The word "euphemism" has to do with "speaking beautifully" or "speaking well of." Auto companies are so conscious of the fact that an ill-named vehicle can cost them that they spend millions to find elegant-sounding names for their lines, whether they mean anything or not. Sometimes they fail to research them sufficiently, though. Not only is a nova a phenomenon that appears on the scene with great brilliance only to fade quickly away, but "no va" means "it doesn’t go" in Spanish. And in Italian a camaro is a crab that goes down the road sideways. Oh, and we don’t buy used cars anymore; they are "previously owned."
Developers are notorious for putting strange, if exotic-sounding, names on their properties. A cheap apartment complex might be known as "Heritage Arms," and I recall a street in Austin, Texas named
"Wandering Oak." (Was it named for one of the Ents in Lord of the Rings?) It’s easy to spot the places that were named before the developers got there; Dog Pound, Alberta and Weedpatch, California spring to mind.
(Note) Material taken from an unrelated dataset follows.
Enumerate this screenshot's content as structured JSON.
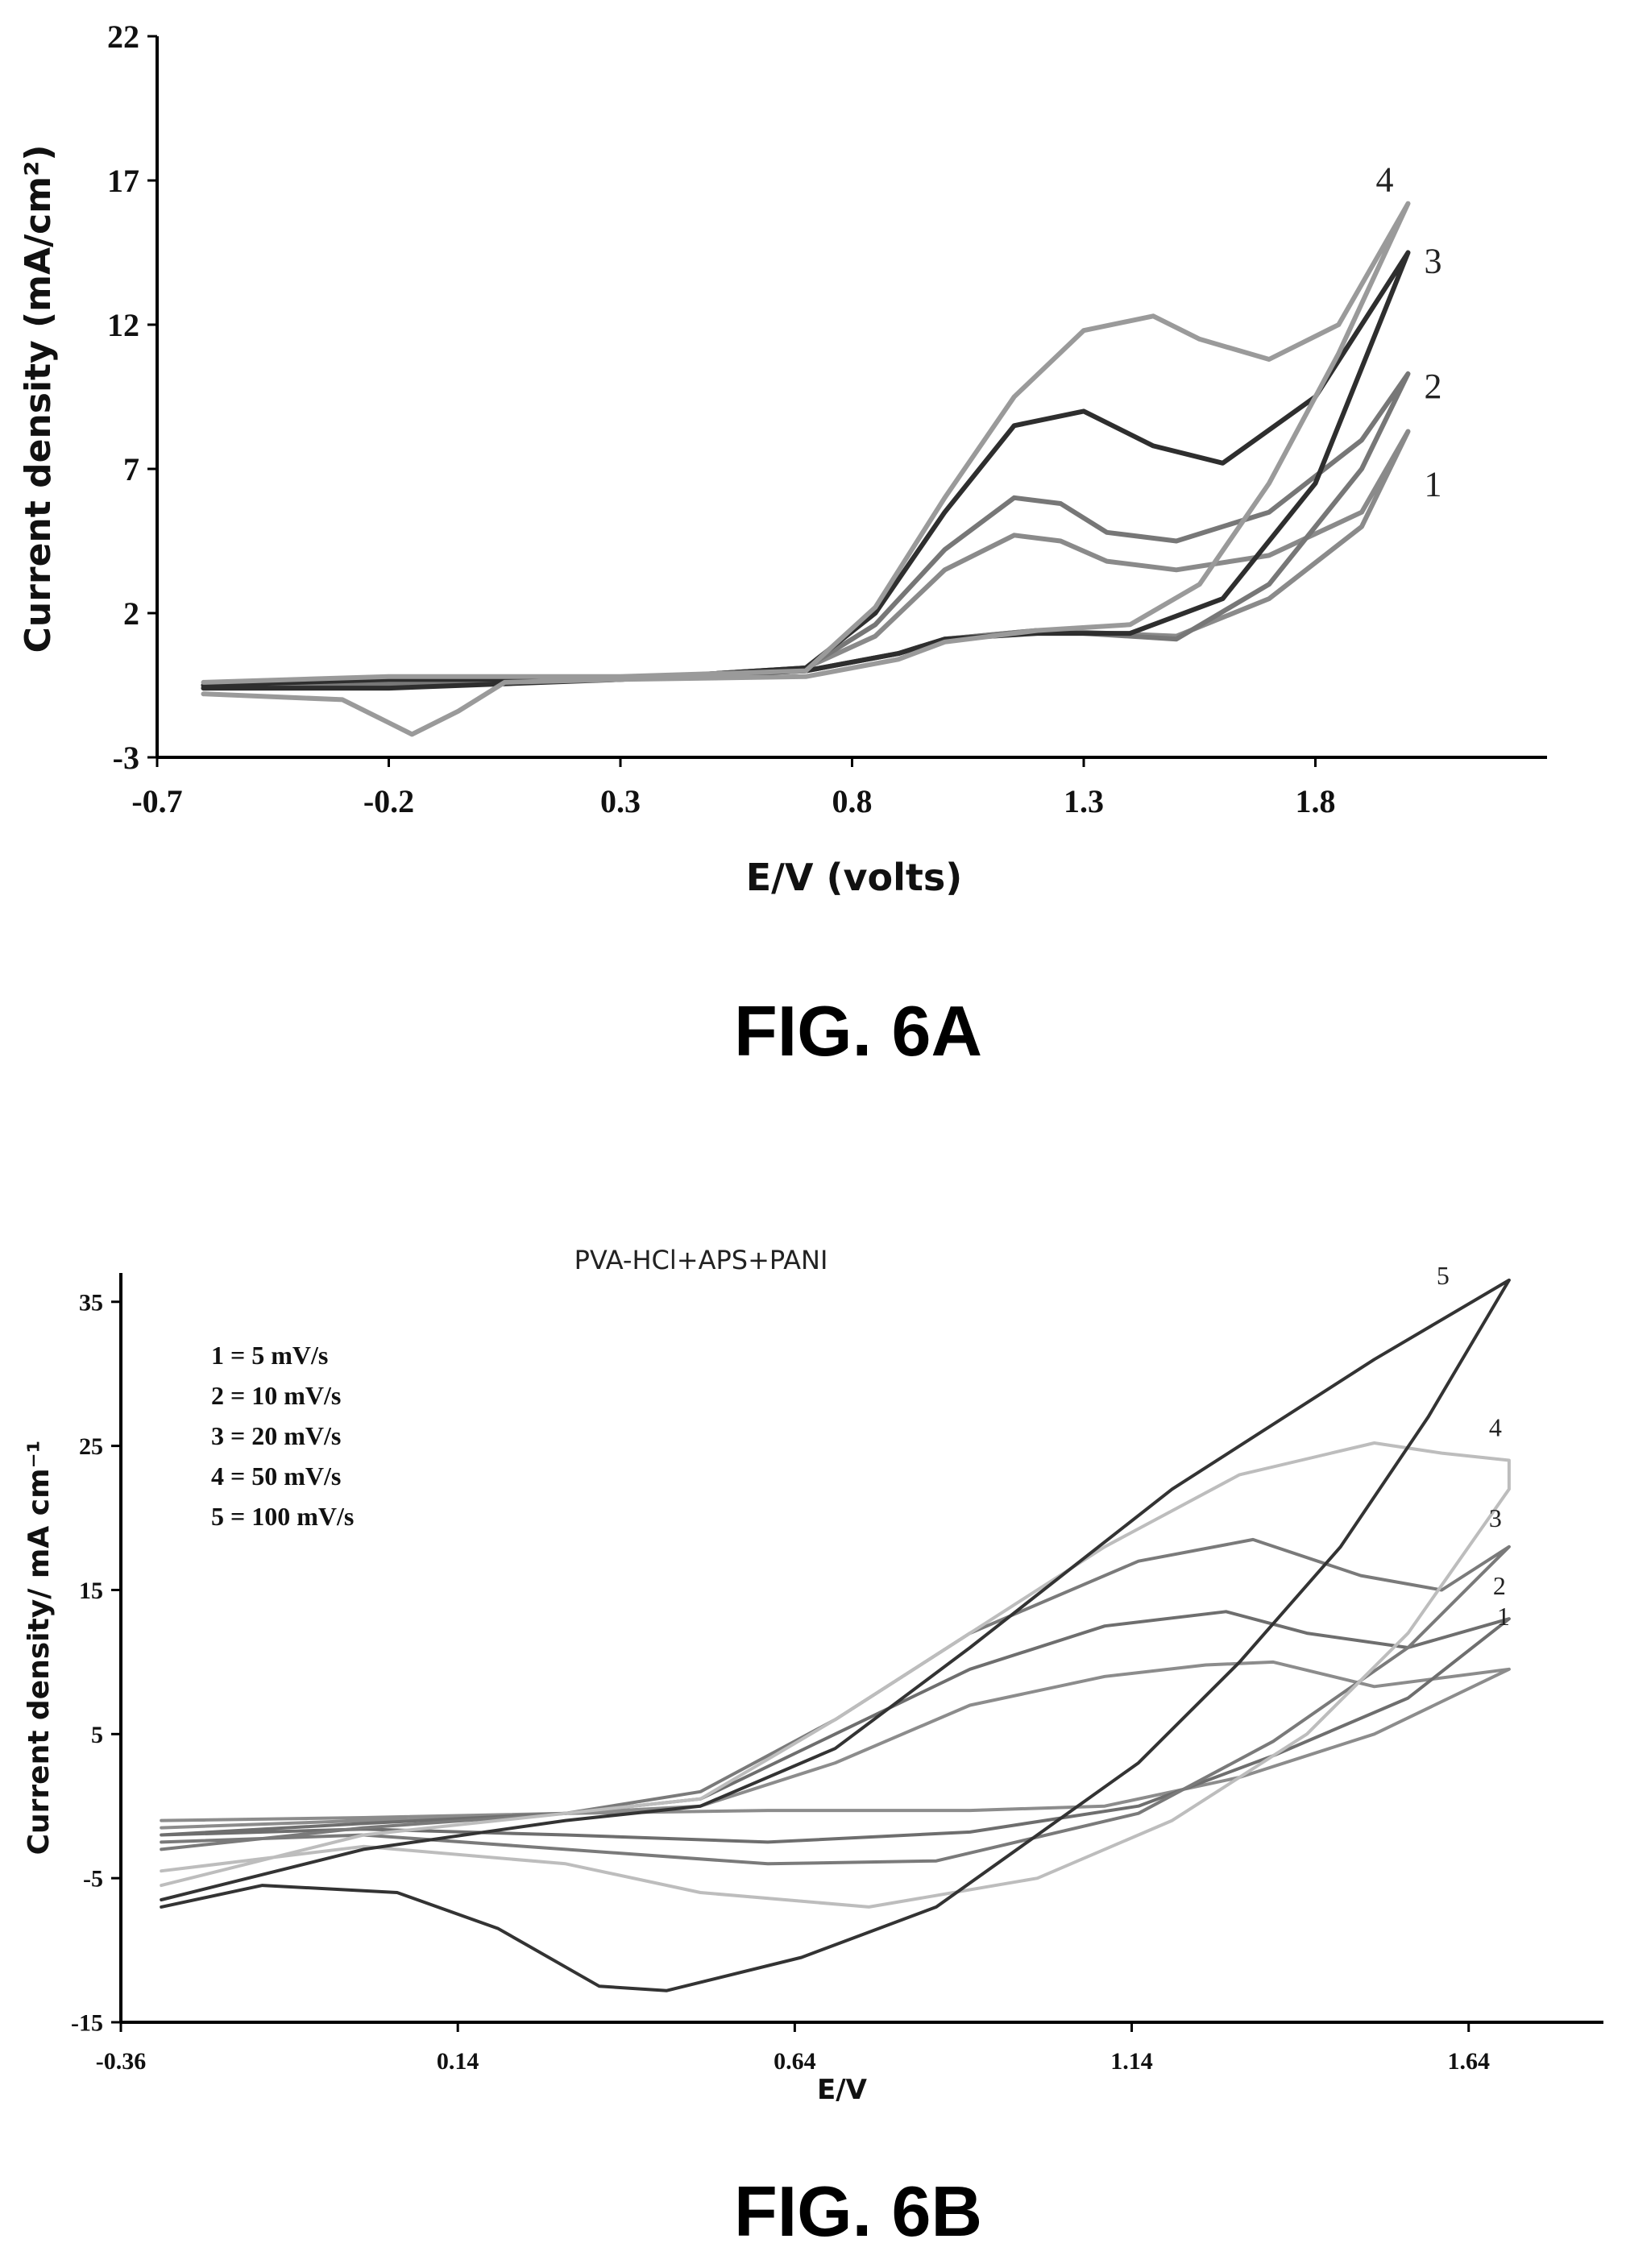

Morticians are now "bereavement counselors," and the places where corpses are laid out are "slumber rooms."
The military and intelligence services are also notable for their euphemisms. For the test pilots at what is now Edwards AFB, to crash used to be to "buy the farm." For the CIA, to assassinate was to "terminate with extreme prejudice."
More serious, though, are political euphemisms. When a press secretary of Richard Nixon’s was caught in a blatant lie and questioned about it by reporters, he informed them, "That explanation is currently inoperative." Depending on whether we are for or against a politician who has committed an abomination, the act might be termed treason or merely a "misdeed" or an "ill-considered move." Nor is it much comfort to be told, for example, that we citizens are going to have to "cooperate" in "easing the burden of the suffering masses of the world" by "making some sacrifices," when a program consisting of throwing nearly a trillion dollars at world problems means that already overburdened taxpayers are about to be hit harder than ever before with new taxes.
As a result, some of us may have to "rearrange our investments." That’s Santa Barbara talk for going broke.
A spoonful of sugar may make the medicine go down, but it can also mask the taste of poison.